In this case, you would run this code whenever you receive a ping. We have come full circle and are now running multiple synchronization processes simultaneously. We can do this because we eliminated the data races using atomicity.

This last approach has the lowest latency, but the trade-off is potentially making many unnecessary seq requests.

Frequently Questioned Answers

What do I do if synchronization fails?

Simply don't save the new "seq" value you received and allow the synchronization to run again. No data has been lost, and synchronization can proceed from the same point next time. A nice side effect of this is that you can always synchronize the entire sequence from the beginning or any arbitrary point thereafter should you need to for any reason, such as when restoring from a backup.

How do I know what has changed in any given transaction or subscriber?

If you need that information, you must keep track of it yourself. Referring to the example figure, let's assume this synchronization occurred after all 10 events had already happened. You might expect that on the …:seq:0 request, you will get a trn#3 that looks like (a), and then on the …:seq:3 request, you'll get a trn#3 that looks like (b); however you will, in fact, get (b) both times.

{
    "type": "transaction",
    "id": 3,
    …
    "acts": []
}

{
    "type": "transaction",
    "id": 3,
    …
    "acts": [
        {
            "act": "capture",
            …
        }
    ]
}

(a) Without capture action

(b) With capture action

So why is this? It happens because we don't track what has happened to any given transaction or subscriber, only that something has happened and in what order it happened relative to other transactions and subscribers. If you look at the example figure, I'll ask you again to note that the only things recorded, represented by the square boxes, are the IDs of the transactions and subscribers that have changed. In practice, the ping arrives so quickly that you're likely to only ever see a single event in the "changes" array when calling seq, but that's not a property you may depend on. This is especially important to get right as it will likely only ever be relevant under heavy load, such as on Black Friday.

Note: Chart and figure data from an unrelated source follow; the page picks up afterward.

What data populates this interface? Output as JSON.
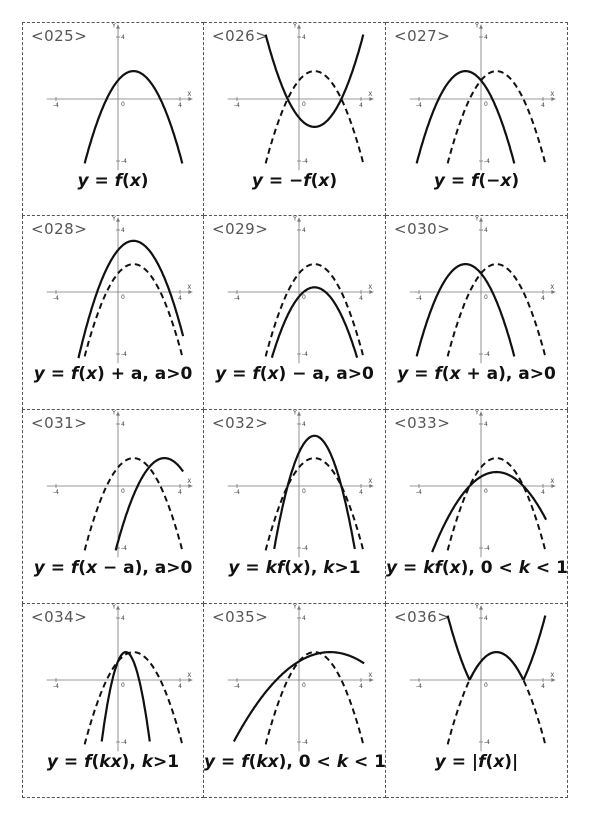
{
  "axis": {
    "x_label": "X",
    "y_label": "Y",
    "x_min": "-4",
    "x_max": "4",
    "y_max": "4",
    "y_min": "-4",
    "origin": "0"
  },
  "line_styles": {
    "solid": "transformed",
    "dashed": "base"
  },
  "cards": [
    {
      "id": "<025>",
      "formula_html": "<i>y</i> = <i>f</i>(<i>x</i>)",
      "transform": "identity"
    },
    {
      "id": "<026>",
      "formula_html": "<i>y</i> = −<i>f</i>(<i>x</i>)",
      "transform": "negate"
    },
    {
      "id": "<027>",
      "formula_html": "<i>y</i> = <i>f</i>(−<i>x</i>)",
      "transform": "mirror_x"
    },
    {
      "id": "<028>",
      "formula_html": "<i>y</i> = <i>f</i>(<i>x</i>) + a, a>0",
      "transform": "shift_up"
    },
    {
      "id": "<029>",
      "formula_html": "<i>y</i> = <i>f</i>(<i>x</i>) − a, a>0",
      "transform": "shift_down"
    },
    {
      "id": "<030>",
      "formula_html": "<i>y</i> = <i>f</i>(<i>x</i> + a), a>0",
      "transform": "shift_left"
    },
    {
      "id": "<031>",
      "formula_html": "<i>y</i> = <i>f</i>(<i>x</i> − a), a>0",
      "transform": "shift_right"
    },
    {
      "id": "<032>",
      "formula_html": "<i>y</i> = <i>kf</i>(<i>x</i>), <i>k</i>>1",
      "transform": "stretch_y"
    },
    {
      "id": "<033>",
      "formula_html": "<i>y</i> = <i>kf</i>(<i>x</i>), 0 < <i>k</i> < 1",
      "transform": "shrink_y"
    },
    {
      "id": "<034>",
      "formula_html": "<i>y</i> = <i>f</i>(<i>kx</i>), <i>k</i>>1",
      "transform": "compress_x"
    },
    {
      "id": "<035>",
      "formula_html": "<i>y</i> = <i>f</i>(<i>kx</i>), 0 < <i>k</i> < 1",
      "transform": "stretch_x"
    },
    {
      "id": "<036>",
      "formula_html": "<i>y</i> = |<i>f</i>(<i>x</i>)|",
      "transform": "abs"
    }
  ]
}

Are changes ordered chonologically?

Yes and no. Because changes are whole objects and not deltas and we deduplicate them before sending, perfect chronological ordering is lost; however we do provide strong guarantees about ordering.

Internally the sequence database is a digraph sorted in dependency order. It provides 2 strong guarantees:

The first instance of DB#N will always appear later than the first instance of DB#N-1.
The first instance of a charge on sub#N@M will always appear later than the first instance matching sub#N@≥M.

This, of course, only applies to the sequence as a whole, not to every subset of it.

Why would you foist this upon us?

Despite the obvious complexity on display here, do not mistake it for being the result of choosing a pull method. Synchronization is an unfortunately difficult problem regardless of methodology. The webhook (push) method suffers the exact same issues laid out here but also much, much worse ones, such as:

Any implementation of strong ordering guarantees would incur a potentially enormous latency penalty.
The pushed data by necessity becomes use-it-or-lose-it, because the ability to resend all data would, in effect, be a DoS attack button.
If the specified endpoint changes, then we would potentially be sending sensitive data to an unknown third party.
If there is a network or server outage, then we would have to resend the data. The question then becomes: how many times do we resend it, and when? This can (and frequently does) result in permanent data loss.
If a system isn't responding correctly to these requests, then we will effectively be conducting a DoS attack, potentially on both our customers and ourselves, by constantly resending.

The latter two issues can (and have, many times) manifested in the need to shut down these callback systems due to extreme server loads. This, again, results in permanent data loss. We consider this unacceptable.